First a minor technical point: Strictly speaking you do not define
a probability measure because X can be divided into two disjoint 
uncountable sets A,B. Each of these have measure 1, thus the whole
space have measure 2, but was defined to have measure 1.

Anyway what you clearly have in mind is to define the probability
measure on the sigma-algebra generated by all initial segments
(or equivalent from all intervals).

Your example shows that I smuggled in some additional
assumptions: I forgot to specify which probability spaces are 
allowed as part of a winning strategy. 

A probability space U (with a probability measure defined on some 
sigma-algebra) do of course not in general provide us with a  
procedure by which we can pick an element r \in U randomly such 
that the informal probability of a measurable event corresponds to 
the formal probability.

That there is a problem here is perhaps most clearly seen in 
extreme cases: Consider for example the probability measure on R, 
defined to be 1, on all positive numbers, and zero on non-positive 
numbers (the sigma-algebra consists of {empty-set, R_{-},R_{+},R}). 
Only 4 different sets are measurable. It is certainly clear that 
this probability measure does not provide (in any canonical
fashion) a method of actually choosing r \in R randomly (according 
to this measure). 

How can we capture the idea of choosing a real randomly according 
to some continuous probability distribution. 

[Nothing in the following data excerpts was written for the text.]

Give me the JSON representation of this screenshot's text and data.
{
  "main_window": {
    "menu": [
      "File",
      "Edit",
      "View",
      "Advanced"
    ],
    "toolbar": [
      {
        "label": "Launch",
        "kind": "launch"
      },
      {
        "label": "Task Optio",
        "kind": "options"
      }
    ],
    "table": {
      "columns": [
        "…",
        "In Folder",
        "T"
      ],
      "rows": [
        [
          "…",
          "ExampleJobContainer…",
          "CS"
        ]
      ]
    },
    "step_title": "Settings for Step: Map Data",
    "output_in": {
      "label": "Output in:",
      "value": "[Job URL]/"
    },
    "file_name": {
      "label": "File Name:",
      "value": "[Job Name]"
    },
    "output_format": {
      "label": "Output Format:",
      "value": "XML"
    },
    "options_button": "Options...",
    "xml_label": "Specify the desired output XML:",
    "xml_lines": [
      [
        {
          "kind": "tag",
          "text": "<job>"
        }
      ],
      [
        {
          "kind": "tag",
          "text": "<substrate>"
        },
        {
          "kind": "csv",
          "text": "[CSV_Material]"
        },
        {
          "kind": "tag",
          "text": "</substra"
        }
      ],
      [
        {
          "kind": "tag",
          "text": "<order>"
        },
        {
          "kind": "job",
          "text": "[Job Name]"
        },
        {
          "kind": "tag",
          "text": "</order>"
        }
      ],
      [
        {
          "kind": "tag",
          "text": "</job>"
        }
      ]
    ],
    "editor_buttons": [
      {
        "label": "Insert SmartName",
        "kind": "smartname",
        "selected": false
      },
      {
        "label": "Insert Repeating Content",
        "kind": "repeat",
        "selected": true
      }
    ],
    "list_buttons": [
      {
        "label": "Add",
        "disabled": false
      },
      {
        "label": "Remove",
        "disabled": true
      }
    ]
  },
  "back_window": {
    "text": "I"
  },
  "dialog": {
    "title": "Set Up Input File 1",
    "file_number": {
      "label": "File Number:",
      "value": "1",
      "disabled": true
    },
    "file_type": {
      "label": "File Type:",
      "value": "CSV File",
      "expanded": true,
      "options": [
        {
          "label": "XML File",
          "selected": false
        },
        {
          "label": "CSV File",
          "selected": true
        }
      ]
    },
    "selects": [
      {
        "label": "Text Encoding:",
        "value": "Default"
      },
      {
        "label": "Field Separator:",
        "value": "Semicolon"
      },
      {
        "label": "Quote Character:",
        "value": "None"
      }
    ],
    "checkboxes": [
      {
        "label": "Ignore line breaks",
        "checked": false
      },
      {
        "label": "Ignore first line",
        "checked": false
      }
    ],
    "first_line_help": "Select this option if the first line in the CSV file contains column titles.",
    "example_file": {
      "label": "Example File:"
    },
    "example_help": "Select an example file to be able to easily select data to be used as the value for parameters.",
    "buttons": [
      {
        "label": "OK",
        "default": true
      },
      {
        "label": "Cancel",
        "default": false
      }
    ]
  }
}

In my earlier postings I should definitely have stipulated that 
only certain probability spaces actually can function as part of a 
winning strategy. We must require that there exists an (ideal) 
process by which it is possible to pick an element in the 
probability space such that the probabilities corresponds to real 
expectations. 

I am quite a novice in all these questions - And probably
(whatever that means ;-)) most mathematicians I spoke to were 
so as well. So why does there seems to be such universal agreement
that player II cannot win the game
 " ------------------------------------------------- 
   Player I pick real r \in [0,1]

   Player II choose countable set B by a procedure which
   basically involves selecting a real number s randomly.

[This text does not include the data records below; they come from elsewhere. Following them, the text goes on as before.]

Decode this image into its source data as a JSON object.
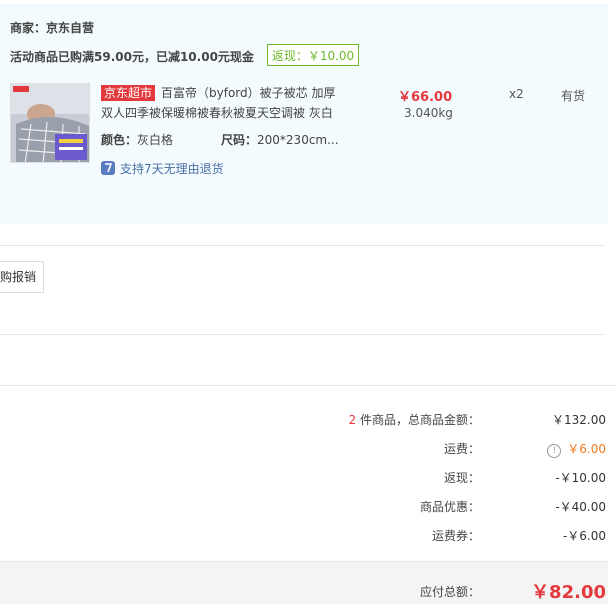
{
  "shop": {
    "label": "商家：",
    "name": "京东自营"
  },
  "promo": {
    "text": "活动商品已购满59.00元，已减10.00元现金",
    "rebate_tag": "返现：￥10.00"
  },
  "item": {
    "badge": "京东超市",
    "title_line1": "百富帝（byford）被子被芯 加厚",
    "title_line2": "双人四季被保暖棉被春秋被夏天空调被 灰白",
    "color_label": "颜色：",
    "color_value": "灰白格",
    "size_label": "尺码：",
    "size_value": "200*230cm...",
    "price": "￥66.00",
    "weight": "3.040kg",
    "qty": "x2",
    "stock": "有货",
    "return_policy": "支持7天无理由退货"
  },
  "invoice": {
    "button_label": "购报销"
  },
  "summary": {
    "count": "2",
    "count_suffix": " 件商品，总商品金额：",
    "goods_total": "￥132.00",
    "shipping_label": "运费：",
    "shipping_value": "￥6.00",
    "rebate_label": "返现：",
    "rebate_value": "-￥10.00",
    "discount_label": "商品优惠：",
    "discount_value": "-￥40.00",
    "coupon_label": "运费券：",
    "coupon_value": "-￥6.00",
    "payable_label": "应付总额：",
    "payable_value": "￥82.00"
  },
  "colors": {
    "accent_red": "#e4393c",
    "rebate_green": "#6fba2c",
    "shipping_orange": "#f37b1d",
    "panel_bg": "#f3fbfe"
  },
  "icons": {
    "return_policy": "return-7days-icon",
    "shipping_info": "info-circle-icon"
  }
}
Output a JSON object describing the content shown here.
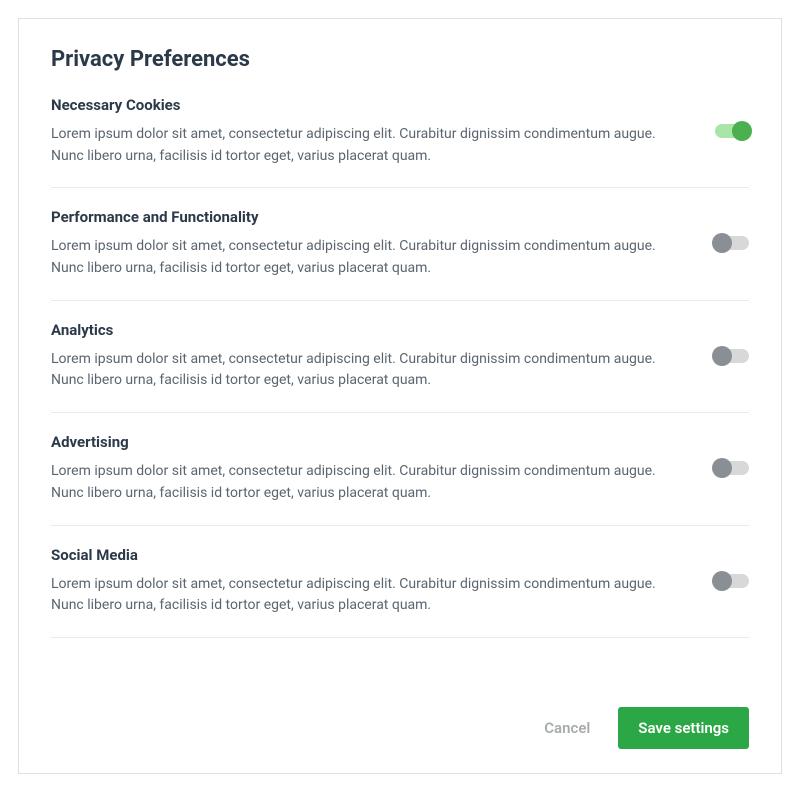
{
  "title": "Privacy Preferences",
  "categories": [
    {
      "title": "Necessary Cookies",
      "desc": "Lorem ipsum dolor sit amet, consectetur adipiscing elit. Curabitur dignissim condimentum augue. Nunc libero urna, facilisis id tortor eget, varius placerat quam.",
      "on": true
    },
    {
      "title": "Performance and Functionality",
      "desc": "Lorem ipsum dolor sit amet, consectetur adipiscing elit. Curabitur dignissim condimentum augue. Nunc libero urna, facilisis id tortor eget, varius placerat quam.",
      "on": false
    },
    {
      "title": "Analytics",
      "desc": "Lorem ipsum dolor sit amet, consectetur adipiscing elit. Curabitur dignissim condimentum augue. Nunc libero urna, facilisis id tortor eget, varius placerat quam.",
      "on": false
    },
    {
      "title": "Advertising",
      "desc": "Lorem ipsum dolor sit amet, consectetur adipiscing elit. Curabitur dignissim condimentum augue. Nunc libero urna, facilisis id tortor eget, varius placerat quam.",
      "on": false
    },
    {
      "title": "Social Media",
      "desc": "Lorem ipsum dolor sit amet, consectetur adipiscing elit. Curabitur dignissim condimentum augue. Nunc libero urna, facilisis id tortor eget, varius placerat quam.",
      "on": false
    }
  ],
  "actions": {
    "cancel": "Cancel",
    "save": "Save settings"
  }
}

   Player II wins if r \in B 
   -------------------------------------------------- "
with probability 1 (Player I choose first)? 

Here is a rather naive way of explaining this intuition.

Imagine we are given a fixed countable set S of reals.
Imagine we have a coins C_1,C_2,...one for each natural 
number. Imagine we flip all coins simultaneously.
After having thrown the coins we have produced (in the 
obvious way) the binary decimal expansion of a real 
number s \in [0,1].  

Does it makes sense to say that it is extremely unlikely
s \in S? The measure of S is zero, but does this allows
us to conclude that s \in S with probability zero
(when probability is used as something representing
actual expectations in an ideal stochastic process).  


It seems to me that all what is required to accept the
variant of Chris Freilings argument is that:

Given a countable set S. If s \in [0,1] is being chosen
by the coin flipping procedure then the (informal) probability
(not the formal probability in the sense of measure theory)
that s \in S is 0.

Joe shipman writes:

> Riis's "proof" of CH calls for such treatment!  Soren, can you please
> try to formulate an statement in the language of set theory from which
> your theorem that the result of the game shouldn't depend on the order
> the players move follows?

It seems to me (but I am no expert) that we first need to 
develop a theory (as part of fom?) which can tell us when formal 
probability spaces can be used to generate random elements. Did anyone
try to develop such a theory? 

Soren Riis